Prep Time 15 minutes
Cook Time 15 minutes
Total Time 30 minutes
Servings: 4 people
Course: Main Course
Cuisine: American
Calories: 370

Ingredients
  

Ingredients
  • 1 tablespoon olive oil
  • 12 oz cooked sausage such as cajun sausage, andouille sausage, or smoked sausage
  • 1 large red bell pepper diced
  • 1 large zucchini sliced
  • 2 cup corn kernels from 3 ears, completely cooked
  • 0.5 teaspoon chili powder
  • fresh cilantro chopped, for topping
  • salt to taste, optional

Method
 

Instructions
  1. Heat 1 tablespoon of olive oil in a cast-iron skillet over medium heat. Slice the cooked sausage into coins and add to the skillet. Cook for 5 minutes on one side, then flip and cook for about 3 minutes on the other side until browned. Remove the sausage from the skillet to a plate, leaving some of the rendered fat in the pan. Reserve any excess fat in a small, heat-proof bowl.
  2. Add the diced red bell pepper to the same skillet and cook over medium heat for about 4 minutes. You may need to add a little of the reserved sausage fat to prevent sticking. Transfer the cooked bell pepper to the plate with the sausage.
  3. Add the sliced zucchini to the skillet and cook over medium heat for about 3 minutes.
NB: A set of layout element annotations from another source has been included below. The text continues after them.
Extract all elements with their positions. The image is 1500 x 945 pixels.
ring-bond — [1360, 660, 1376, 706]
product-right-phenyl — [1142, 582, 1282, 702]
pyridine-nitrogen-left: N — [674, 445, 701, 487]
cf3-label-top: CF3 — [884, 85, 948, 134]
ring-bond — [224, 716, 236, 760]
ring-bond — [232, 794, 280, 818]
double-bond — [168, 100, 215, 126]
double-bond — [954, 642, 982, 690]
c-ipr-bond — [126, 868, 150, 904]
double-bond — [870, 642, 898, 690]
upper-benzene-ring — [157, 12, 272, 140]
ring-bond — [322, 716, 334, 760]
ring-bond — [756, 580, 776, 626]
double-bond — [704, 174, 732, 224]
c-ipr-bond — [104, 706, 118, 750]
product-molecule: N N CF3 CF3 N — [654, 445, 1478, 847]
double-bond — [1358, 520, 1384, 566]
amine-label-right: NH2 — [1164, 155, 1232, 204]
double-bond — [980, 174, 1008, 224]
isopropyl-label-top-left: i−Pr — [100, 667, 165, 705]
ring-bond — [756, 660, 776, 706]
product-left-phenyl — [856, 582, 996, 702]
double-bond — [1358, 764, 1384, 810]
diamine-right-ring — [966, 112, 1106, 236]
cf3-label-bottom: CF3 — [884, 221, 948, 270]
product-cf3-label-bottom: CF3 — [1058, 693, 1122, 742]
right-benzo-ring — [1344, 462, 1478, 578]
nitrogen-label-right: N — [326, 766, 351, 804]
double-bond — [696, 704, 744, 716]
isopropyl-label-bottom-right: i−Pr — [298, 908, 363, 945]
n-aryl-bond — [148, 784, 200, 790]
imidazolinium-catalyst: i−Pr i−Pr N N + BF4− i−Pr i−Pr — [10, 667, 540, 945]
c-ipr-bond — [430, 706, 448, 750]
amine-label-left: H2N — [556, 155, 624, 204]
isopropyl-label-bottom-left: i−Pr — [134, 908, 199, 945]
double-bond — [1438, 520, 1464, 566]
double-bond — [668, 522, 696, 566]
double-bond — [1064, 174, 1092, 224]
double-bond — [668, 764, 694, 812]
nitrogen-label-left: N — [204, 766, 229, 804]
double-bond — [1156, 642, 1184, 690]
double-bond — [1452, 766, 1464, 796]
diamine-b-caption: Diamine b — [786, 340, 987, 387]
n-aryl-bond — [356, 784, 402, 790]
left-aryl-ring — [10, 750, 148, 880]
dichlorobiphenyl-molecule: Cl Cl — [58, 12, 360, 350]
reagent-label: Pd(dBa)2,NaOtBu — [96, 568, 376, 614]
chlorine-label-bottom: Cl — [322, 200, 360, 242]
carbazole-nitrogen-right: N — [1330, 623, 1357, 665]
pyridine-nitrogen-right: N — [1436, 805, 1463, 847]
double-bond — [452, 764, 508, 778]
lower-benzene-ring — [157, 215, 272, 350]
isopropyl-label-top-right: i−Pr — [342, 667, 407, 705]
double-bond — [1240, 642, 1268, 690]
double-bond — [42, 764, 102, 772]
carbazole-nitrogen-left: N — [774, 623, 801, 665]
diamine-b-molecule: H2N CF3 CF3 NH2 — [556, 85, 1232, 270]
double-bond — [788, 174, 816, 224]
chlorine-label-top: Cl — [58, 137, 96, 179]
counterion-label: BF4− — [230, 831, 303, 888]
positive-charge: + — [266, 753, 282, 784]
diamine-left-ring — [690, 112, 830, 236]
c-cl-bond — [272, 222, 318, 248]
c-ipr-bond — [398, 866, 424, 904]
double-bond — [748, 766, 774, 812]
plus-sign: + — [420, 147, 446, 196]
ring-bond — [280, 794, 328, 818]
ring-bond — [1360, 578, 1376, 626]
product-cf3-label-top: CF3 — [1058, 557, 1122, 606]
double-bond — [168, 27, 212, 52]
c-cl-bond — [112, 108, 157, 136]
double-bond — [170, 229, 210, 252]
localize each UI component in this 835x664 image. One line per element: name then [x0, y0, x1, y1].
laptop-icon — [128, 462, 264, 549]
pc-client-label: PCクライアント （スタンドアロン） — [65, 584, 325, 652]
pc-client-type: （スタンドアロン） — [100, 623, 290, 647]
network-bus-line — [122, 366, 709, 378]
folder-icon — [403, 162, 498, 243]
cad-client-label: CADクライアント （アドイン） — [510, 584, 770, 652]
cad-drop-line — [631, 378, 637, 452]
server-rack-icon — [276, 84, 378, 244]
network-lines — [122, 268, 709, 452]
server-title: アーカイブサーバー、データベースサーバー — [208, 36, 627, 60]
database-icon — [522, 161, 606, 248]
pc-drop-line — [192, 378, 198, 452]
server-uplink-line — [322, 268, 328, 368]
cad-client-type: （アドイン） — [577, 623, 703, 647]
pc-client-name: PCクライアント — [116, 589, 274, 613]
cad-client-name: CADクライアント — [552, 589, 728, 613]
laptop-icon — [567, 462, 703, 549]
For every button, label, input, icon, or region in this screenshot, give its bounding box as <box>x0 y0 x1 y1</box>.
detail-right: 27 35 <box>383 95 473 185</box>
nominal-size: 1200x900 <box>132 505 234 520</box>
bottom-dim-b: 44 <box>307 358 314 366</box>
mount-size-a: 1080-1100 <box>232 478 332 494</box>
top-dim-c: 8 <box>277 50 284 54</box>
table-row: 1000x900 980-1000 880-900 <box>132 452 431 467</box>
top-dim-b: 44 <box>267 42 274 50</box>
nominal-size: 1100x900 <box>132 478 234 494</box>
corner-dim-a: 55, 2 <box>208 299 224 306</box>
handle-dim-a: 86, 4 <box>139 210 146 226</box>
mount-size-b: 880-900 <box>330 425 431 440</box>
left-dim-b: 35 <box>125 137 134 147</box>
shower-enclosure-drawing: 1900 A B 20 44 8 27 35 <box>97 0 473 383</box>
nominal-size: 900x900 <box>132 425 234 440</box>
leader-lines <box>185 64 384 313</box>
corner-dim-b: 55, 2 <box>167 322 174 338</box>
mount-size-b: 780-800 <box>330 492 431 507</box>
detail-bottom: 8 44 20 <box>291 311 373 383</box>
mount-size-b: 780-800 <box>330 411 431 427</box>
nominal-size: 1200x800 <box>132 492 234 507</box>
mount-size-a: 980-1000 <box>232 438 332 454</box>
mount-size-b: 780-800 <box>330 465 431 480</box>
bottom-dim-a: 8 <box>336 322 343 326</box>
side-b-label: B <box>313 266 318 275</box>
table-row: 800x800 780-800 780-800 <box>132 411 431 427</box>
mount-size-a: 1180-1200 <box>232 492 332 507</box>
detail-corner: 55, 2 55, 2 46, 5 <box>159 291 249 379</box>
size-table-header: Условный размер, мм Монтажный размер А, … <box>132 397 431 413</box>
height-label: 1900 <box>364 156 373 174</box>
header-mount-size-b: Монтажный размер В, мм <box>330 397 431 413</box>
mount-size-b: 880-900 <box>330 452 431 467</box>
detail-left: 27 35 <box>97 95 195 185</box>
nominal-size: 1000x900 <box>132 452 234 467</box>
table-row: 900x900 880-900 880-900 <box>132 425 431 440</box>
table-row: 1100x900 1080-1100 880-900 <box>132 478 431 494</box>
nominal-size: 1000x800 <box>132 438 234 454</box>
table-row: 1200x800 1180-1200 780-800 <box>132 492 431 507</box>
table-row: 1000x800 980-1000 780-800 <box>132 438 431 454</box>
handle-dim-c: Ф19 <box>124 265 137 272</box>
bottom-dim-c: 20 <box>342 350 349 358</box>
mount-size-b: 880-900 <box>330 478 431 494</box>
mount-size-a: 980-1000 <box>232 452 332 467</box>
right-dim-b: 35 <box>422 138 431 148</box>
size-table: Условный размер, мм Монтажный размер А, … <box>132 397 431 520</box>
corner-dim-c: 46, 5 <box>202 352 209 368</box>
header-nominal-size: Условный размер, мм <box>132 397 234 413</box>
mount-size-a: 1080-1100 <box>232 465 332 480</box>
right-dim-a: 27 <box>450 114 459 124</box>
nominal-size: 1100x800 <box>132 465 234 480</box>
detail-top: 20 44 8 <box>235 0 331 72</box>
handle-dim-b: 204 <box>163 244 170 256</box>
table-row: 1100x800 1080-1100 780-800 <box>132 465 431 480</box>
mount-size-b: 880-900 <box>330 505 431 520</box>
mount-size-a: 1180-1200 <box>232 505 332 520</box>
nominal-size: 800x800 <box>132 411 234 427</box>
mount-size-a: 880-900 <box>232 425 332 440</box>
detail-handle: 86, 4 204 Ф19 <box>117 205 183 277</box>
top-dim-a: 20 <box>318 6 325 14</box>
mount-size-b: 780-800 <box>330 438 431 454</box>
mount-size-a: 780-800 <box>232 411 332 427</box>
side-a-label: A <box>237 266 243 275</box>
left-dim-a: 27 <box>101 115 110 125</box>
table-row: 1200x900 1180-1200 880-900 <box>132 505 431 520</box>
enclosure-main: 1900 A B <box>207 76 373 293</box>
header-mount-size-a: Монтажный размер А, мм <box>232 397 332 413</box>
Again, add reserved sausage fat if needed to prevent sticking. Transfer the cooked zucchini to the plate with the sausage and bell peppers.
  4. While the vegetables are cooking, slice the corn kernels off the cobs of the cooked corn.
  5. Return the cooked sausage, bell pepper, and zucchini to the skillet. Add the corn kernels and any reserved sausage fat. Stir everything together well.
  6. Sprinkle the chili powder over the mixture and stir to combine. Reduce the heat to low and gently reheat everything for 2-3 minutes. Taste and season with salt if desired, though the sausage is often salty enough.
  7. Remove the skillet from the heat and top generously with fresh chopped cilantro before serving.

Notes

This recipe is naturally gluten-free. The nutritional information is an estimate. Adjust seasoning to your preference, as the sausage can be quite salty.